Entre 85 et 200 mille personnes
La banque d'Ahmed lui réclame désormais un justificatif d'identité en cours de validité pour lui donner de nouveau accès à son compte bancaire. Comme les autorités refusent de lui accorder la citoyenneté koweïtienne, il se retrouve sans solution. Pourtant, son employeur n'est pas aussi regardant. Ahmed travaille comme employé à la clinique de Sulaibiya au Koweït. Ahmed a déclaré lors de son interview: "Ils affirment que je suis de nationalité irakienne. Mais sur quelle base serais-je subitement Irakien?! Eh bien, si j’étais Irakien je sortirais mes papiers d’identité tout de suite, ce n’est pas un problème. Mais moi je vis au Koweït depuis toujours. Les expatriés qui vivent ici au Koweït de nos jours, ont en fait plus de droits que nous".
Ahmed qui vit au domicile de ses parents, situé dans l'un des quartiers les plus pauvres du riche pays producteur de pétrole, explique ne plus vraiment espérer que sa carte d’identité soit renouvelée, étant donné que les autorités pensent qu'il est Irakien: "Mais personne ne peut supporter 14 mois sans salaire!".
Son père, Kamel Al-Enezi, a déclaré qu'il était lui-même né au Koweït et que son grand-père paternel vivait au Koweït en 1934, c'est-à-dire avant même l'indépendance officielle du pays vis-à-vis de la Grande-Bretagne en 1961. Les données officielles du gouvernement indiquent qu'au moins 85 000 Bédouins vivent au Koweït, mais les militants disent que leur nombre pourrait atteindre 200 000. Les États du Golfe se sont modernisés très rapidement des années soixante à nos jours; beaucoup de Bédouins n'ont pas réclamé la citoyenneté soit parce qu'ils étaient analphabètes, parce qu’ils ne pouvaient pas fournir de justificatifs, ou parce qu'ils ne savaient pas à quel point la citoyenneté serait importante par la suite, pour eux ou pour leurs enfants.
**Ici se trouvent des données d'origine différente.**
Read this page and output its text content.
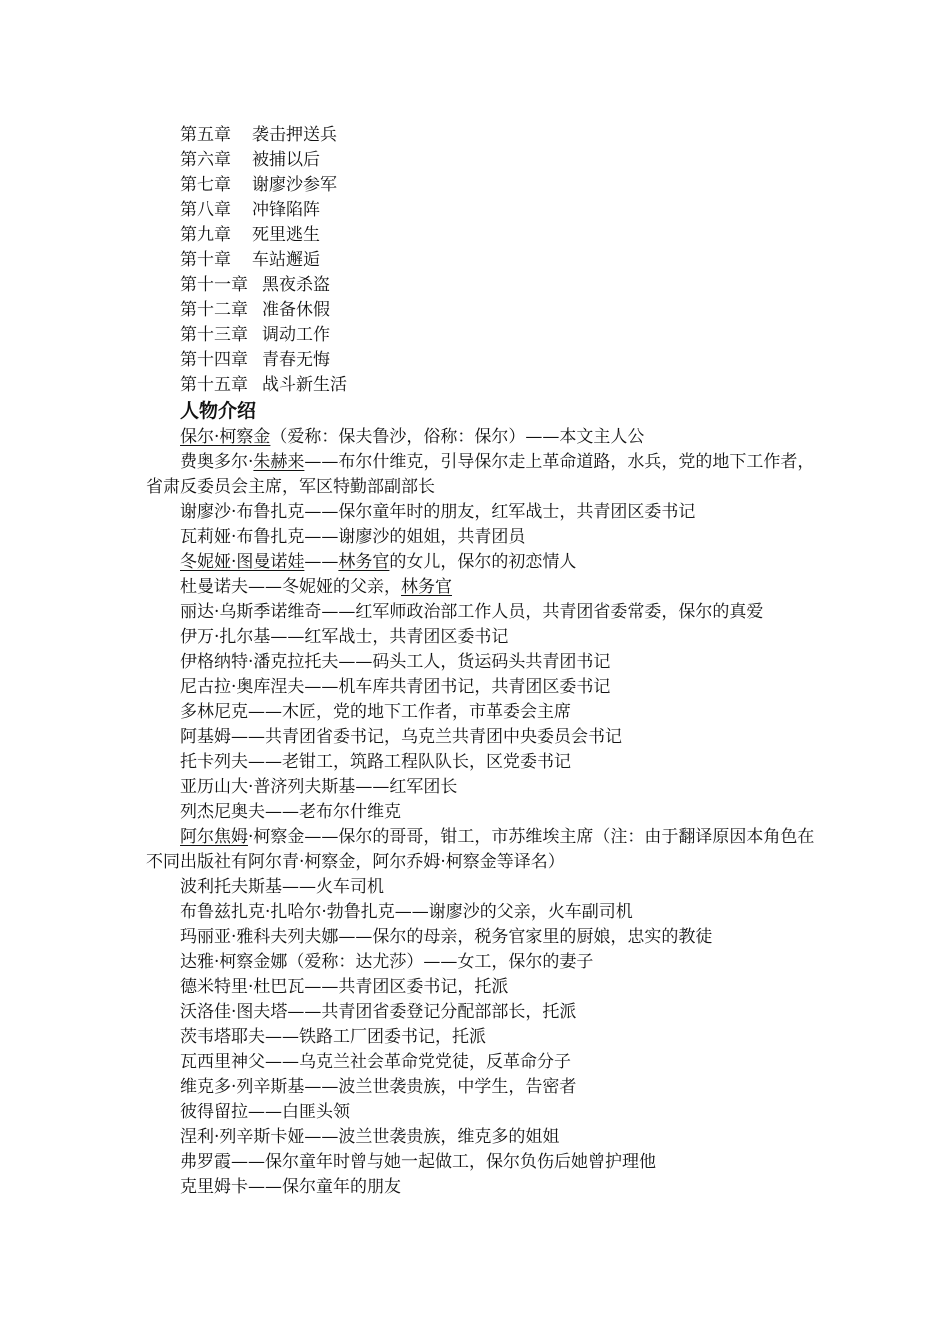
第五章 袭击押送兵
第六章 被捕以后
第七章 谢廖沙参军
第八章 冲锋陷阵
第九章 死里逃生
第十章 车站邂逅
第十一章 黑夜杀盗
第十二章 准备休假
第十三章 调动工作
第十四章 青春无悔
第十五章 战斗新生活
人物介绍

保尔·柯察金（爱称：保夫鲁沙，俗称：保尔）——本文主人公

费奥多尔·朱赫来——布尔什维克，引导保尔走上革命道路，水兵，党的地下工作者，省肃反委员会主席，军区特勤部副部长

谢廖沙·布鲁扎克——保尔童年时的朋友，红军战士，共青团区委书记

瓦莉娅·布鲁扎克——谢廖沙的姐姐，共青团员

冬妮娅·图曼诺娃——林务官的女儿，保尔的初恋情人

杜曼诺夫——冬妮娅的父亲，林务官

丽达·乌斯季诺维奇——红军师政治部工作人员，共青团省委常委，保尔的真爱

伊万·扎尔基——红军战士，共青团区委书记

伊格纳特·潘克拉托夫——码头工人，货运码头共青团书记

尼古拉·奥库涅夫——机车库共青团书记，共青团区委书记

多林尼克——木匠，党的地下工作者，市革委会主席

阿基姆——共青团省委书记，乌克兰共青团中央委员会书记

托卡列夫——老钳工，筑路工程队队长，区党委书记

亚历山大·普济列夫斯基——红军团长

列杰尼奥夫——老布尔什维克

阿尔焦姆·柯察金——保尔的哥哥，钳工，市苏维埃主席（注：由于翻译原因本角色在不同出版社有阿尔青·柯察金，阿尔乔姆·柯察金等译名）

波利托夫斯基——火车司机

布鲁兹扎克·扎哈尔·勃鲁扎克——谢廖沙的父亲，火车副司机

玛丽亚·雅科夫列夫娜——保尔的母亲，税务官家里的厨娘，忠实的教徒

达雅·柯察金娜（爱称：达尤莎）——女工，保尔的妻子

德米特里·杜巴瓦——共青团区委书记，托派

沃洛佳·图夫塔——共青团省委登记分配部部长，托派

茨韦塔耶夫——铁路工厂团委书记，托派

瓦西里神父——乌克兰社会革命党党徒，反革命分子

维克多·列辛斯基——波兰世袭贵族，中学生，告密者

彼得留拉——白匪头领

涅利·列辛斯卡娅——波兰世袭贵族，维克多的姐姐

弗罗霞——保尔童年时曾与她一起做工，保尔负伤后她曾护理他

克里姆卡——保尔童年的朋友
Des centaines de comptes bancaires de Bédouins ont été suspendus
Les organisations internationales de défense des droits humains alertent sur les situations vécues par les Bédouins du Koweït. L'obstacle bureaucratique qu'on leur impose pour leur permettre l'accès aux documents civils et aux services sociaux est une véritable violation de leurs droits et un risque pour leurs droits en matière de prise en charge de leurs frais de santé.
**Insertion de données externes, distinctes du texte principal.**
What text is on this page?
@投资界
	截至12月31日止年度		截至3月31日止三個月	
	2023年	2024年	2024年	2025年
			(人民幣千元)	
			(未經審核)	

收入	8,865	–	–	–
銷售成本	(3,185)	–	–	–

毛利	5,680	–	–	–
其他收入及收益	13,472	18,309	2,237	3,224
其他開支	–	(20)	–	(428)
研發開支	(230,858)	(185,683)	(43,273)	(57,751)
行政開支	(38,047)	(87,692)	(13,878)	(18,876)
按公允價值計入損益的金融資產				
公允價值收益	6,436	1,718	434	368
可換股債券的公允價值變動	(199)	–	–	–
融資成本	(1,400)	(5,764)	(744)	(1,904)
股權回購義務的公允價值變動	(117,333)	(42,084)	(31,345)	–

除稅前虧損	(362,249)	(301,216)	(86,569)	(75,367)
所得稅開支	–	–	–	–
Il n'y a pas de données officielles accessibles au public sur le nombre exact de Bédouins dont les comptes bancaires ont été gelés à cause de leur identité, mais les médias locaux ont déclaré qu'ils comprenaient des employés du gouvernement et de l'armée ainsi que des travailleurs du secteur privé.
Tariq Al-Baijan est l'un des responsables de l'Agence centrale pour la résolution du statut des résidents illégaux. C'est à son agence que des personnes comme Ahmed viennent expliquer leurs difficultés. Selon Tariq Al-Baijan, le problème est marginal puisqu'une centaine de cas seulement seraient venus se présenter à son agence pour se plaindre de la suspension de leurs comptes bancaires. En outre, il a déclaré que son agence fait tous les efforts possibles pour résoudre les difficultés de ces gens, traités au cas par cas: "Habituellement, nous venons vers eux avec une solution".
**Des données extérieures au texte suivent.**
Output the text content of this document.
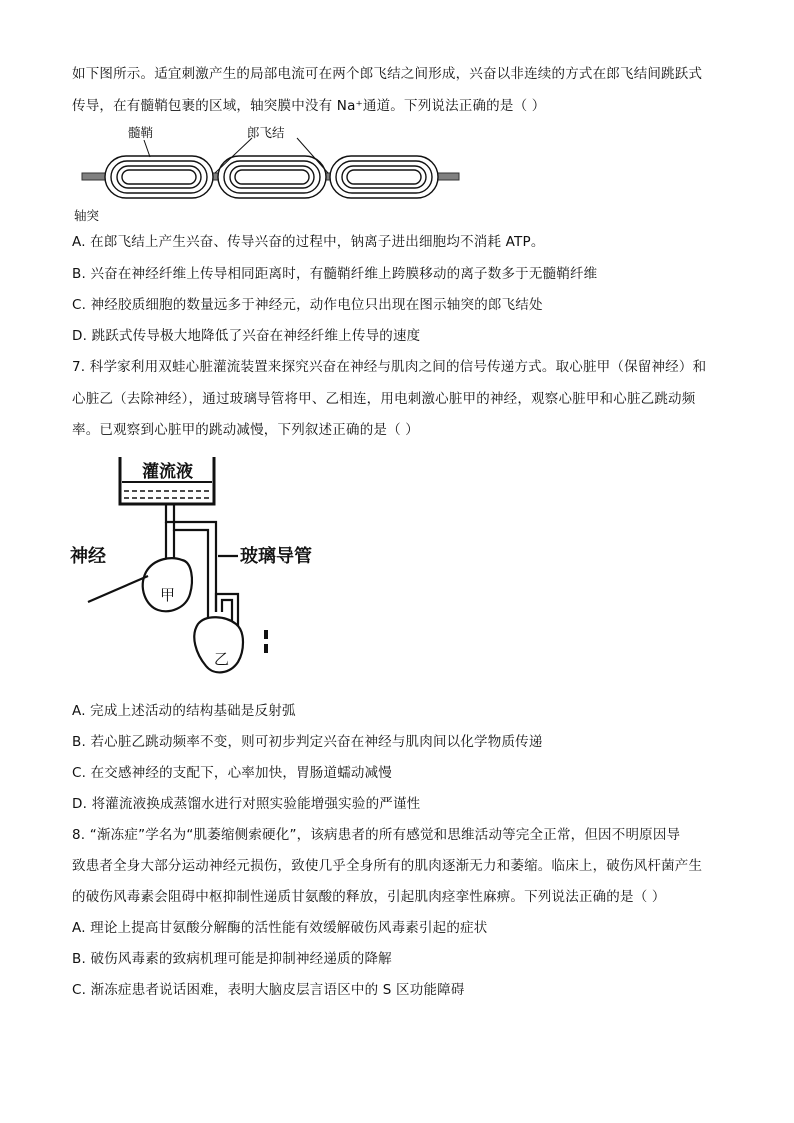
如下图所示。适宜刺激产生的局部电流可在两个郎飞结之间形成，兴奋以非连续的方式在郎飞结间跳跃式
传导，在有髓鞘包裹的区域，轴突膜中没有 Na⁺通道。下列说法正确的是（ ）
髓鞘	郎飞结
轴突
A. 在郎飞结上产生兴奋、传导兴奋的过程中，钠离子进出细胞均不消耗 ATP。
B. 兴奋在神经纤维上传导相同距离时，有髓鞘纤维上跨膜移动的离子数多于无髓鞘纤维
C. 神经胶质细胞的数量远多于神经元，动作电位只出现在图示轴突的郎飞结处
D. 跳跃式传导极大地降低了兴奋在神经纤维上传导的速度
7. 科学家利用双蛙心脏灌流装置来探究兴奋在神经与肌肉之间的信号传递方式。取心脏甲（保留神经）和
心脏乙（去除神经），通过玻璃导管将甲、乙相连，用电刺激心脏甲的神经，观察心脏甲和心脏乙跳动频
率。已观察到心脏甲的跳动减慢，下列叙述正确的是（ ）
灌流液
甲
神经	玻璃导管
乙
A. 完成上述活动的结构基础是反射弧
B. 若心脏乙跳动频率不变，则可初步判定兴奋在神经与肌肉间以化学物质传递
C. 在交感神经的支配下，心率加快，胃肠道蠕动减慢
D. 将灌流液换成蒸馏水进行对照实验能增强实验的严谨性
8. “渐冻症”学名为“肌萎缩侧索硬化”，该病患者的所有感觉和思维活动等完全正常，但因不明原因导
致患者全身大部分运动神经元损伤，致使几乎全身所有的肌肉逐渐无力和萎缩。临床上，破伤风杆菌产生
的破伤风毒素会阻碍中枢抑制性递质甘氨酸的释放，引起肌肉痉挛性麻痹。下列说法正确的是（ ）
A. 理论上提高甘氨酸分解酶的活性能有效缓解破伤风毒素引起的症状
B. 破伤风毒素的致病机理可能是抑制神经递质的降解
C. 渐冻症患者说话困难，表明大脑皮层言语区中的 S 区功能障碍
C'est également l'agence où travaille M. Al-Baijan qui a le rôle de déterminer les nationalités de certains Bédouins. Si ces derniers affirment être Koweïtiens, l'agence "met des indicateurs de leurs nationalités d'origine [comprenez autre que koweïtienne] à travers des preuves documentées et approuvées fournies par des organismes officiels tels que le renseignement et la sécurité de l'État".
Plusieurs journaux koweïtiens ont déclaré plus tôt cette année que le ministre de la Défense avait émis des directives selon lesquelles les salaires en souffrance devaient être payés. Mais en disant cela, il ne visait que les militaires bédouins "pour des considérations humanitaires".